His diabetes was kept under control by almost constant care and, I like to think, a good amount of love. But as Johnnie got older things didn’t seem to work as well as they once did, particularly his digestive system. That required another daily medicine, a liquid that must have tasted horrible since he clearly did not like having the substance more or less shot down his throat every night. I was worried as to why he couldn’t properly digest the special diabetes management dry food he’d been taking for years without incident, but the medicine was mostly effective. More bothersome was the loss of muscle mass Johnnie had experienced slowly but surely. He had been a big, robust cat at one point. I’ve seen him almost flaunt his girth by laying on his back with a furry white belly proudly facing upward. Even at the end he still liked to eat. I’d introduced him to cold cuts and he never looked back. In my mind he’s now in some kitty afterlife enjoying a deli tray of thinly sliced meat while sharpening his front claws (one of his favorite habits). Dinner plates seemed to require an investigation from our Johnnie cat in later years.
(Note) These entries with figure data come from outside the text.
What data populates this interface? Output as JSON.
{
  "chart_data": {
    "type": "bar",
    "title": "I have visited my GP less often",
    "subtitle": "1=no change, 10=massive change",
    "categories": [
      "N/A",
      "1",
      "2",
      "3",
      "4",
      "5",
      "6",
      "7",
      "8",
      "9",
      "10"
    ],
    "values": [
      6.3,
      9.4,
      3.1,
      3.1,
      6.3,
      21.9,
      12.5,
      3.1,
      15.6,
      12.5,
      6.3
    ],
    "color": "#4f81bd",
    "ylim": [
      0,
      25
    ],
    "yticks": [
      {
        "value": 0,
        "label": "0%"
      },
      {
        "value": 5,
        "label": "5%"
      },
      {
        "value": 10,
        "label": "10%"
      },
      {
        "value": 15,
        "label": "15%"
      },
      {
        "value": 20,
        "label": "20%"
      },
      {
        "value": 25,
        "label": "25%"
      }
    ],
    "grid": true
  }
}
His increasingly bony frame did concern me. At this point he was already fifteen or so years old and we’d decided that putting him through any sort of treatment for cancer or the like was out of the question. His quality of life was always the main priority. Physically, Johnnie would sometimes limp after hopping out of the litter box and his attempts to jump on the bed were occasionally unsuccessful. (Not deterred, he’d usually try again right away and have better luck.) The signs of his deterioration were starting to be more obvious, but the spark in this cat’s eye was blindingly bright. His actions always indicated he was happy and full of life. Over the course of my time with Johnnie he’d provided the loyal devotion I normally associate with a dog rather than the enigmatic, often selfish nature typical of a cat. Nothing had changed in that regard nor would it.
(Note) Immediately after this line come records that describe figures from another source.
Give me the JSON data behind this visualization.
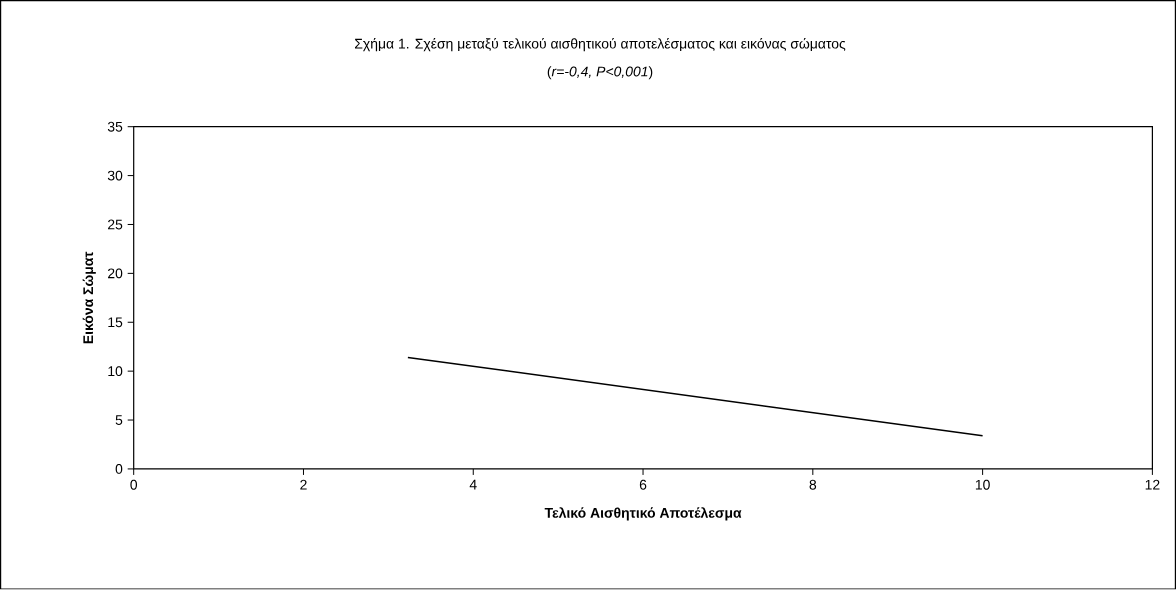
{
  "chart_data": {
    "type": "line",
    "title": "Σχήμα 1. Σχέση μεταξύ τελικού αισθητικού αποτελέσματος και εικόνας σώματος",
    "subtitle": "(*r=-0,4, P<0,001*)",
    "xlabel": "Τελικό Αισθητικό Αποτέλεσμα",
    "ylabel": "Εικόνα Σώματ",
    "x": [
      3.23,
      10.0
    ],
    "series": [
      {
        "color": "#000000",
        "values": [
          11.4,
          3.4
        ]
      }
    ],
    "xlim": [
      0,
      12
    ],
    "xticks": [
      0,
      2,
      4,
      6,
      8,
      10,
      12
    ],
    "ylim": [
      0,
      35
    ],
    "yticks": [
      0,
      5,
      10,
      15,
      20,
      25,
      30,
      35
    ],
    "marker": "none",
    "line_style": "solid",
    "grid": false
  }
}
His most recent trip to the vet also yielded positive signs, indicating that his diabetes, in the seven years since he’d been known to have it, had never been under control any better. In some irrational part of my mind I started to wonder just how long Johnnie could go. Another year? Two? Would he make it to twenty? I must’ve fooled myself into thinking he was in great shape. Then came this past Saturday night. I was home alone and heard something in the other room. Now I figure he must have tried to jump on the bed but not made it. When I got in there I saw Johnnie wobbling off balance but trying to fight it. After what couldn’t have been more than a minute or two he seemed to collapse, awake but with the side of his face and body against the floor. His mouth was open and he was struggling to breathe. I was scared. My initial fear was that he was dying in front of my eyes. I then watched him gradually regain his breath but remain on the floor hardly moving beyond the very labored breathing. About fifty minutes later, he got up, seemingly fine. Nothing the rest of the night indicated anything had been wrong.
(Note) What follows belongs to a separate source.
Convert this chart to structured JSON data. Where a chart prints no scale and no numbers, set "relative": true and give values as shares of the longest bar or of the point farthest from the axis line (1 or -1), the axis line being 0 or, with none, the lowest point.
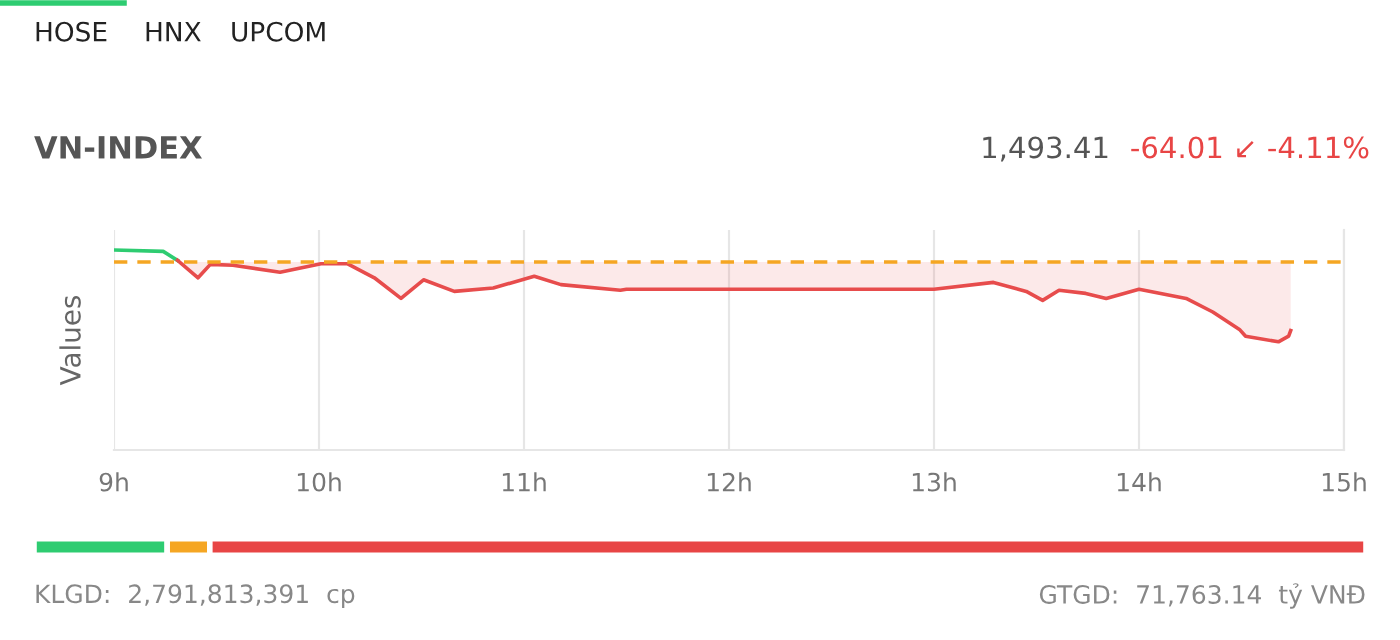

Of course, we knew this had been a serious attack of some kind. Maybe we didn’t want to believe just how serious the problem was, but taking him to the doctor on a Sunday wasn’t really an option. An almost identical episode followed the next night and it was clear he needed immediate medical attention. Johnnie was less active than usual the rest of the night and eventually made his way over to the floor on her side of the bed when it was time to go to sleep. I probably should’ve better prepared myself for the idea that when we took Johnnie to the doctor’s office this morning he might not be coming home again but maybe it was for the best. Fluid surrounded his lungs. There was nothing anyone could have done Saturday night, Sunday night or today. I know we did the best thing for everyone but I still miss my cat. I miss my friend.